1988 was a colossal year for hip-hop. Soon-to-be-classic albums from Public Enemy, N.W.A., Run-D.M.C, Boogie Down Productions and more solidified the artform birthed from the Bronx as a viable and music industry-funded endeavor. Stretch Armstrong and Bobbito Garcia, who host NPR's What's Good podcast, remember the hip-hop revolution circa 1988.
"It's the last time there was truly a meritocracy where the best artists sold the most amount of records based on the fact that they were dope," Bobbito Garcia says, asserting that the top hip-hop artists of the '80s all had distinct sounds, aesthetics and points of view they expressed in their music.
Stretch Armstrong points out the styles of rap at the time — from the comedy of Biz Markie to the stoic seriousness of Rakim to the militancy of Chuck D and descriptive storytelling of Slick Rick — gave fans an "incredibly varied and really rich" experience. Garcia credits U.K.-born rapper Slick Rick, who released his debut album The Great Adventures of Slick Rick in 1988, with broadening hip-hop's horizons beyond New York.
"Slick Rick with his jewels, with his suits, with his eye patch, it just kind of breathed life into hip-hop in so many ways," Garcia says.
For all of hip-hop's confidence and swagger, some rappers were becoming known for their misogynistic lyrics.

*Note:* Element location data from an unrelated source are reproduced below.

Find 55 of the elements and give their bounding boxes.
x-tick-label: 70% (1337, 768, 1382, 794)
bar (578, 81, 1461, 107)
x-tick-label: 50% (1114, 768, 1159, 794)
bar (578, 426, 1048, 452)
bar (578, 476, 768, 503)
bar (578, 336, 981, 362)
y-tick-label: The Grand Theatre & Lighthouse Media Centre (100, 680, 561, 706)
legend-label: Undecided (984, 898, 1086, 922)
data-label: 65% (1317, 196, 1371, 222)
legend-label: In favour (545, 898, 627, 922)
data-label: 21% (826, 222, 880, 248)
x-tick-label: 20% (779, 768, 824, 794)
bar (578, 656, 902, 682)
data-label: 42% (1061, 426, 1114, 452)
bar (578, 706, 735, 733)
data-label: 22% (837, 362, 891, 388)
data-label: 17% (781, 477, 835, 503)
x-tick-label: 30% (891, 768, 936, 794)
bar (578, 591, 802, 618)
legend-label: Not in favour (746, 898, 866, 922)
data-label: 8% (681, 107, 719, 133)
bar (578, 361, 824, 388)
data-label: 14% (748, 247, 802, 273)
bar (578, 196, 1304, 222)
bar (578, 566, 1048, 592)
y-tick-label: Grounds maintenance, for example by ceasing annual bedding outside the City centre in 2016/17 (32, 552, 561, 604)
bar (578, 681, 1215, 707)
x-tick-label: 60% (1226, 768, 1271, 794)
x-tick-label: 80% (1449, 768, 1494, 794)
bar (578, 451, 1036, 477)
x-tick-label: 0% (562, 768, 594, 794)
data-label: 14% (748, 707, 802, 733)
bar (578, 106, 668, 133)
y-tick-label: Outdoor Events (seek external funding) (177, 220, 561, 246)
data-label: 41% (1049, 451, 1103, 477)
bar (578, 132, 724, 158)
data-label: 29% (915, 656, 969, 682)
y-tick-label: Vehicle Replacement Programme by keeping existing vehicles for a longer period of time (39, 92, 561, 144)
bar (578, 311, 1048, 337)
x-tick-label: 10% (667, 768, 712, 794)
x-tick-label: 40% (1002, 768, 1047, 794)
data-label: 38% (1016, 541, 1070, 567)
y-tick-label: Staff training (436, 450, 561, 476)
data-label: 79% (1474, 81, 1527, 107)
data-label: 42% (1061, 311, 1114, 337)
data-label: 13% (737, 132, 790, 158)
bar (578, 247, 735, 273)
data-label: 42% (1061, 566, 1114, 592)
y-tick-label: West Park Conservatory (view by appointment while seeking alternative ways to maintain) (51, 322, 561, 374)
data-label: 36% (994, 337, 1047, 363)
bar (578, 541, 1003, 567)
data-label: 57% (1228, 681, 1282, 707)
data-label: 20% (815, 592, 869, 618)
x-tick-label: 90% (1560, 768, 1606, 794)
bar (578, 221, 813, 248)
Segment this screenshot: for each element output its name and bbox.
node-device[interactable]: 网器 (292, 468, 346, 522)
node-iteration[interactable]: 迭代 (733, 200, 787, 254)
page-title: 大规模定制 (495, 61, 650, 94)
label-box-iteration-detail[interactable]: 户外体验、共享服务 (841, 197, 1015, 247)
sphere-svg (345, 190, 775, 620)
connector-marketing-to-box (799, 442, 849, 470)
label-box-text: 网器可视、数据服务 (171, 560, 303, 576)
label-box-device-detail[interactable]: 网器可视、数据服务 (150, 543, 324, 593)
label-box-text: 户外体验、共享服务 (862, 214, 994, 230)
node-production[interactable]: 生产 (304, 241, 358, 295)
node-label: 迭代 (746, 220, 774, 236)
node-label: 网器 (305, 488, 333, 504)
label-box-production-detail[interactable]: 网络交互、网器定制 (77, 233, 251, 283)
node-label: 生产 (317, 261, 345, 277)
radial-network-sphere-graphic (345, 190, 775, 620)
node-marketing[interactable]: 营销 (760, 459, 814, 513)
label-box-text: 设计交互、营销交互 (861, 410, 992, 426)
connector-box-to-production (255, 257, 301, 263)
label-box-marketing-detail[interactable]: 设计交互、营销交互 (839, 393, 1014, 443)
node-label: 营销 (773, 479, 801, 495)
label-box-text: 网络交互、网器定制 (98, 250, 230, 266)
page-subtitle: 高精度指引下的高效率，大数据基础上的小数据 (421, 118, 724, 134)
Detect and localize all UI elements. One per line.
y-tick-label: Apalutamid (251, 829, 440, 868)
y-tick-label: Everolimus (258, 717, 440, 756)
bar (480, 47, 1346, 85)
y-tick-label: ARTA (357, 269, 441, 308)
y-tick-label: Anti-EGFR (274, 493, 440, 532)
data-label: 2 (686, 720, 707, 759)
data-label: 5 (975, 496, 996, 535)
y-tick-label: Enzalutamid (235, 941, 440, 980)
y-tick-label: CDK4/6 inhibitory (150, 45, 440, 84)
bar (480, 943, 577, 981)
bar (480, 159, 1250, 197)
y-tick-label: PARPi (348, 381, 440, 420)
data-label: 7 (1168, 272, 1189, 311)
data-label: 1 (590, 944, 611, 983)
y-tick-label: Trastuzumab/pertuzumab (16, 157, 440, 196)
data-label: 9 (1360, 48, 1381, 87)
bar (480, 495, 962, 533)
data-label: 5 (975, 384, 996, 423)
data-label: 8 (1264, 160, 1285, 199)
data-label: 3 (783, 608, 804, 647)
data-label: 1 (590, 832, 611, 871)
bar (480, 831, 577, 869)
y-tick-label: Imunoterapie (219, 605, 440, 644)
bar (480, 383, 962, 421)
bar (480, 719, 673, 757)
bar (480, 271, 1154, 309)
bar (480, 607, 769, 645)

But in '88, female MCs answered with their own beats and points of view. Armstrong remembers that when Queen Latifah dropped her 1988 single, "Wrath of the Madness," she was immediately accepted. "That record was running it," he says. And MC Lyte's 1988 track "10% Dis" stands out as a competitive, grimy track communicating more than just being attractive to guys.
In 1988, the door was wide open. "The premium was to be original, unique and attempt to push the platform forward," Garcia says.